Law Review is not a golden ticket to a job, it just helps. A person could be in the bottom half and write on to law review and it doesn't mean they have a golden ticket. Especially at UNLV where everyone essentially writes-on, it's much more of a crap shoot than other schools where the top 15% grade on so it's a bigger sign that you are a high performer.
I admittedly don't have a lot of experience with part-time students but perhaps they don't think you'll be able to work summers because you have a full-time job? And no offense, but in looking at some of your older posts, maybe the inconsistency in your grades is another contributing factor.

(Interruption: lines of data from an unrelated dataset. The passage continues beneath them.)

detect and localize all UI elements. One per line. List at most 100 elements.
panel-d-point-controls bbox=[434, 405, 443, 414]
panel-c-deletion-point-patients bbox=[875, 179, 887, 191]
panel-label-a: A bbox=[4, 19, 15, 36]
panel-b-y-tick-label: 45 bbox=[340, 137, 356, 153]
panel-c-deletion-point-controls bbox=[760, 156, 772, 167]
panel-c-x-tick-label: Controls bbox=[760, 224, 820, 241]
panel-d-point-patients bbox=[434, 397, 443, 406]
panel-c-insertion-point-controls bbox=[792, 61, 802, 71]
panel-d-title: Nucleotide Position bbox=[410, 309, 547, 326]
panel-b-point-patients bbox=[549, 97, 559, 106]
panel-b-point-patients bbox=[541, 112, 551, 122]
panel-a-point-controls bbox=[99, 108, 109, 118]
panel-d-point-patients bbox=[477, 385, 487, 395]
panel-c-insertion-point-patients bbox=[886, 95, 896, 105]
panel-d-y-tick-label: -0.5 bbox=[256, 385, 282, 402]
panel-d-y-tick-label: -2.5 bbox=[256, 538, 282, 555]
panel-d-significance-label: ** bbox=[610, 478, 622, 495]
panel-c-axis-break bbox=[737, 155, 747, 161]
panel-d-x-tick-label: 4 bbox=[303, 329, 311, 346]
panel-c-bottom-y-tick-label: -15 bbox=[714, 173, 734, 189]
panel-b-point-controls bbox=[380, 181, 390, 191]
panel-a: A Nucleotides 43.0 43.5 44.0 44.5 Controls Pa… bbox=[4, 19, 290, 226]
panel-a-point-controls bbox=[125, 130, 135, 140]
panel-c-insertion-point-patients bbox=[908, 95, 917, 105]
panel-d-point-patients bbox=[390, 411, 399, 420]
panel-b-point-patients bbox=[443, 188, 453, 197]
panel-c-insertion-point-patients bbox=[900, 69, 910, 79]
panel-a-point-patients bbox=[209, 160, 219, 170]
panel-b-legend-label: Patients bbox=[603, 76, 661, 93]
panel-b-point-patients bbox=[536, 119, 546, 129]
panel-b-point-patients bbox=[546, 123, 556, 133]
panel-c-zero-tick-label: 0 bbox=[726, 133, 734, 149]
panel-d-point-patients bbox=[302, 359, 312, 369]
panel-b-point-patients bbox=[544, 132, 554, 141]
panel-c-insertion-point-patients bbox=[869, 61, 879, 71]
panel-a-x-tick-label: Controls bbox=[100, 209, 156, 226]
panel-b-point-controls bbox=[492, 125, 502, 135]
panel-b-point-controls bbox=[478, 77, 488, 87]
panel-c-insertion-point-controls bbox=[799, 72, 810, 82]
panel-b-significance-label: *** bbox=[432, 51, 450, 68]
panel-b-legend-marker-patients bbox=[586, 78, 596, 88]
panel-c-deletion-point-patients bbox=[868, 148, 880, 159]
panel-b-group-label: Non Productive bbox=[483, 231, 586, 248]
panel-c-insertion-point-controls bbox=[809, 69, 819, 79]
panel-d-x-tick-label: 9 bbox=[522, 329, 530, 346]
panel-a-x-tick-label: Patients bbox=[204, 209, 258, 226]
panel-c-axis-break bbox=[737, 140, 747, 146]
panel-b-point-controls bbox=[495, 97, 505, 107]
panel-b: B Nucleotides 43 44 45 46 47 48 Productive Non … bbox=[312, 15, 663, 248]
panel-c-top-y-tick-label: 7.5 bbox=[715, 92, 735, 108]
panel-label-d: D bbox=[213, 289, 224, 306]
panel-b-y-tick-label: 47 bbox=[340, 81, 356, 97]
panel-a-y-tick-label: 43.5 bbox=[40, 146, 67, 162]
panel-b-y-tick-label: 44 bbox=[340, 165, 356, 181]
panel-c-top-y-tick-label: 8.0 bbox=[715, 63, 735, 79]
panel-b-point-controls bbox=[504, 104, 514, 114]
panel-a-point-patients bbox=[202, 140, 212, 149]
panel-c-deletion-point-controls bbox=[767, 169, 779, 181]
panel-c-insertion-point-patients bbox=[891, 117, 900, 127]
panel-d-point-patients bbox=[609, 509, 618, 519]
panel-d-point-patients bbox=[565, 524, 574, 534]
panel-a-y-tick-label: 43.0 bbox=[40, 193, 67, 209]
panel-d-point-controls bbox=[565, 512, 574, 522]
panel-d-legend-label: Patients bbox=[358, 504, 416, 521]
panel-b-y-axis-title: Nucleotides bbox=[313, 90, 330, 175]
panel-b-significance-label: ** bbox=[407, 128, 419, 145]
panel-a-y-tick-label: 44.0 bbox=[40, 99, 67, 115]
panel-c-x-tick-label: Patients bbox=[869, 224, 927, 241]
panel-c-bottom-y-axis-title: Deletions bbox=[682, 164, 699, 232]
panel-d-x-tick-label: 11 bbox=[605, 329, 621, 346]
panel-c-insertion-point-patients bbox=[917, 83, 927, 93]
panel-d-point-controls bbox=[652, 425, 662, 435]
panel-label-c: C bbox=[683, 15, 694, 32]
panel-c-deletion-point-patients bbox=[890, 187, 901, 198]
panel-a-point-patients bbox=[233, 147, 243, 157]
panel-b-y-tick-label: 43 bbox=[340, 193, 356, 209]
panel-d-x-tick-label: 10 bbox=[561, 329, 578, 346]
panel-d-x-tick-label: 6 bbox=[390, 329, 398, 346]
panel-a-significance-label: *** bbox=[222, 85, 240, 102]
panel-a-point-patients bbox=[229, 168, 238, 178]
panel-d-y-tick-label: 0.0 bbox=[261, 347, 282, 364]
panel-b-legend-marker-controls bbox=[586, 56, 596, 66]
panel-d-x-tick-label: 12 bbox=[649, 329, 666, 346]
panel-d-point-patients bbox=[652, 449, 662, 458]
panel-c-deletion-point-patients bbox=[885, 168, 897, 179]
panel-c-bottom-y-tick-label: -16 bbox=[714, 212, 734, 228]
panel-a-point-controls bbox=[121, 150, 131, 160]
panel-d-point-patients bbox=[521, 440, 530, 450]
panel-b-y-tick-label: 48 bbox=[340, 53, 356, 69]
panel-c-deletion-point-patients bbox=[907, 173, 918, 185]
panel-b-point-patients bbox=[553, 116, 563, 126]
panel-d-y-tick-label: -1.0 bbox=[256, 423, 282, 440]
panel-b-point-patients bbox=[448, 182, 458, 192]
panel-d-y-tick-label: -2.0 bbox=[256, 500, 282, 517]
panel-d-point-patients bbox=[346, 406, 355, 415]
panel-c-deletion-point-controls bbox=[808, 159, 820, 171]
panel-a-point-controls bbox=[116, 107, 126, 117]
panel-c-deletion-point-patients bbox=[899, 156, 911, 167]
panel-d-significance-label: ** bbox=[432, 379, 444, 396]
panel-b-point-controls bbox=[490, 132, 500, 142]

Bottom line, on the whole, the vast majority of people nationwide don't get jobs through OCI. It's a crapshoot and you can't count on it unless you go to an elite school.
My intention was not to engage in a debate. I just wanted to make the point that if someone who is in the top third of her class and on Law Review, a credential I was led to believe is quite valuable to most employers, and is still unable to get interviews, there is something wrong here. There can only be one other explanation as to why my classmates are getting interviews: they are full-time students, whereas I'm a part-time student who has a full-time job.

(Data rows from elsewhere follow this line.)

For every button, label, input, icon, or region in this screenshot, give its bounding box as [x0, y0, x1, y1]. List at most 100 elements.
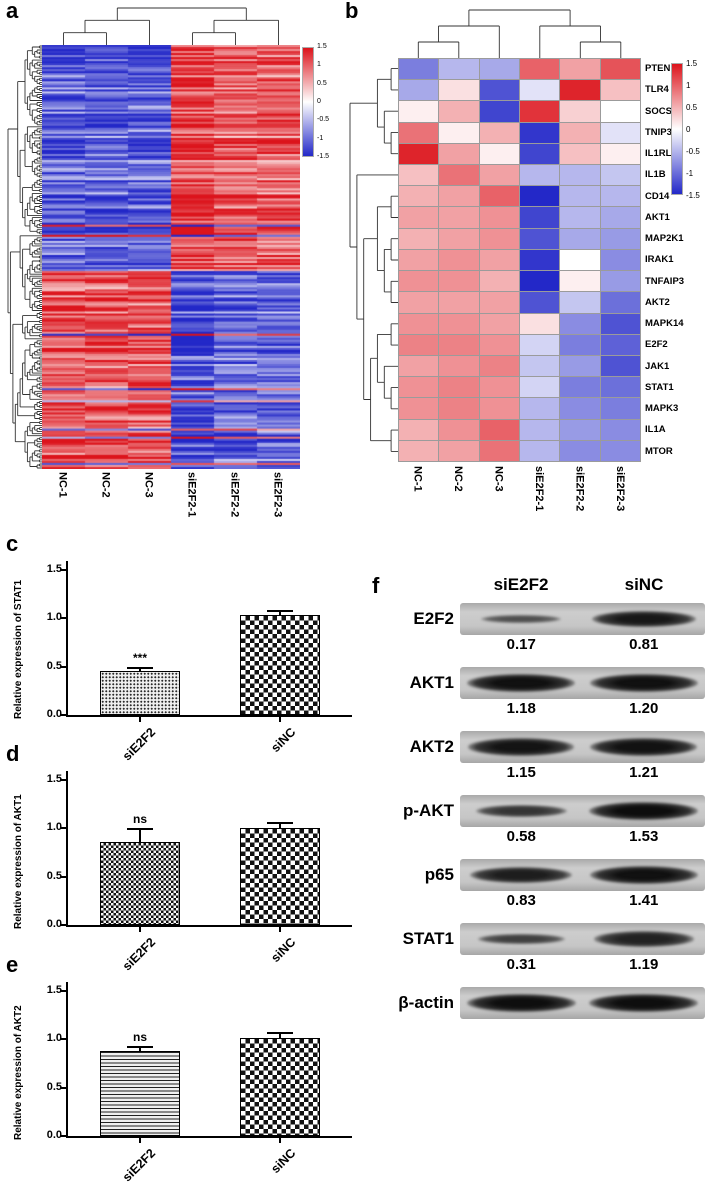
error-bar-cap: [127, 666, 153, 669]
y-axis-tick-label: 0.5: [46, 1080, 62, 1093]
heatmap-cell: [560, 80, 600, 101]
blot-band: [591, 610, 696, 628]
gene-label: TLR4: [645, 84, 669, 96]
gene-label: E2F2: [645, 339, 668, 351]
blot-quantification-value: 1.21: [629, 764, 659, 781]
panel-e: e Relative expression of AKT2 0.0 0.5 1.0 1…: [0, 952, 360, 1192]
blot-strip: [460, 795, 705, 827]
x-axis-tick: [279, 927, 281, 932]
blot-strip: [460, 859, 705, 891]
heatmap-cell: [600, 377, 640, 398]
colorbar-tick-label: -1: [686, 169, 694, 178]
panel-d-plot: 0.0 0.5 1.0 1.5 ns siE2F2 siNC: [0, 741, 360, 981]
y-axis-tick-label: 1.0: [46, 821, 62, 834]
heatmap-cell: [600, 80, 640, 101]
blot-quantification-value: 1.15: [506, 764, 536, 781]
heatmap-cell: [399, 271, 439, 292]
panel-a-colorbar: [302, 47, 314, 157]
sample-label: siE2F2-2: [573, 466, 586, 512]
heatmap-cell: [479, 377, 519, 398]
heatmap-cell: [560, 165, 600, 186]
blot-band: [594, 931, 694, 947]
heatmap-cell: [479, 80, 519, 101]
sample-label: NC-3: [492, 466, 505, 492]
panel-d: d Relative expression of AKT1 0.0 0.5 1.0 1…: [0, 741, 360, 973]
x-axis-tick: [279, 1138, 281, 1143]
blot-band: [475, 804, 567, 818]
heatmap-cell: [560, 249, 600, 271]
heatmap-cell: [519, 313, 560, 334]
heatmap-cell: [600, 313, 640, 334]
colorbar-tick-label: -1: [317, 134, 324, 142]
colorbar-tick-label: 1: [317, 61, 321, 69]
heatmap-cell: [479, 355, 519, 377]
y-axis-tick: [60, 875, 66, 878]
gene-label: MTOR: [645, 445, 673, 457]
dendrogram-lines: [63, 7, 279, 45]
panel-c-label: c: [6, 531, 19, 556]
panel-c-plot: 0.0 0.5 1.0 1.5 *** siE2F2 siNC: [0, 531, 360, 771]
y-axis-tick: [60, 989, 66, 992]
y-axis-tick-label: 1.5: [46, 562, 62, 575]
gene-label: IL1B: [645, 169, 666, 181]
gene-label: IRAK1: [645, 254, 674, 266]
western-blot-column-header-siE2F2: siE2F2: [493, 575, 549, 594]
heatmap-cell: [600, 292, 640, 313]
heatmap-cell: [439, 377, 479, 398]
heatmap-cell: [519, 207, 560, 228]
heatmap-cell: [439, 165, 479, 186]
x-axis-line: [66, 925, 352, 927]
heatmap-cell: [519, 355, 560, 377]
heatmap-cell: [399, 143, 439, 165]
sample-label: siE2F2-1: [185, 472, 198, 518]
heatmap-cell: [600, 143, 640, 165]
heatmap-cell: [479, 186, 519, 207]
panel-a-heatmap: [42, 45, 300, 469]
heatmap-cell: [439, 271, 479, 292]
gene-label: SOCS1: [645, 105, 678, 117]
heatmap-cell: [519, 80, 560, 101]
error-bar-line: [139, 667, 141, 672]
significance-label: ns: [132, 812, 147, 827]
error-bar-cap: [267, 1032, 293, 1035]
heatmap-cell: [399, 398, 439, 419]
heatmap-cell: [439, 440, 479, 461]
heatmap-cell: [560, 313, 600, 334]
heatmap-cell: [439, 249, 479, 271]
heatmap-cell: [479, 419, 519, 440]
blot-band: [589, 673, 698, 693]
error-bar-cap: [267, 822, 293, 825]
heatmap-cell: [479, 143, 519, 165]
panel-a-colorbar-ticks: 1.5 1 0.5 0 -0.5 -1 -1.5: [317, 43, 343, 160]
heatmap-cell: [439, 334, 479, 355]
heatmap-cell: [560, 440, 600, 461]
panel-a-label: a: [6, 0, 19, 23]
bar-siE2F2: [100, 671, 180, 715]
heatmap-cell: [519, 377, 560, 398]
gene-label: IL1A: [645, 424, 666, 436]
blot-strip: [460, 731, 705, 763]
heatmap-cell: [600, 122, 640, 143]
heatmap-cell: [519, 292, 560, 313]
panel-b-heatmap: [398, 58, 641, 462]
heatmap-cell: [600, 334, 640, 355]
gene-label: IL1RL1: [645, 148, 677, 159]
blot-quantification-value: 1.20: [629, 700, 659, 717]
colorbar-tick-label: 0: [686, 125, 691, 134]
panel-b-column-labels: NC-1 NC-2 NC-3 siE2F2-1 siE2F2-2 siE2F2-3: [398, 466, 641, 524]
heatmap-cell: [439, 80, 479, 101]
y-axis-line: [66, 561, 68, 717]
heatmap-cell: [600, 165, 640, 186]
heatmap-cell: [600, 228, 640, 249]
heatmap-cell: [399, 249, 439, 271]
colorbar-tick-label: 0.5: [686, 103, 698, 112]
sample-label: NC-1: [56, 472, 69, 498]
heatmap-cell: [519, 334, 560, 355]
panel-b-gene-labels: PTEN TLR4 SOCS1 TNIP3 IL1RL1 IL1B CD14 AKT1 MAP2…: [645, 58, 705, 462]
panel-d-label: d: [6, 741, 20, 766]
heatmap-cell: [560, 143, 600, 165]
heatmap-cell: [479, 313, 519, 334]
colorbar-tick-label: 1.5: [317, 43, 327, 50]
blot-protein-label: STAT1: [402, 929, 454, 948]
heatmap-cell: [600, 249, 640, 271]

I've been told that many employers look down upon part-time students because they question their commitment to law school: "she must not be committed if she didn't devote her entire waking hours to law school."
You would think that employers would look more favorably on part-time students who work because you know that part-time working students are NOT lazy and are, in fact, much more committed to law school than your typical 22-year-old kid who knows nothing about the real world because he/she has yet to enter it.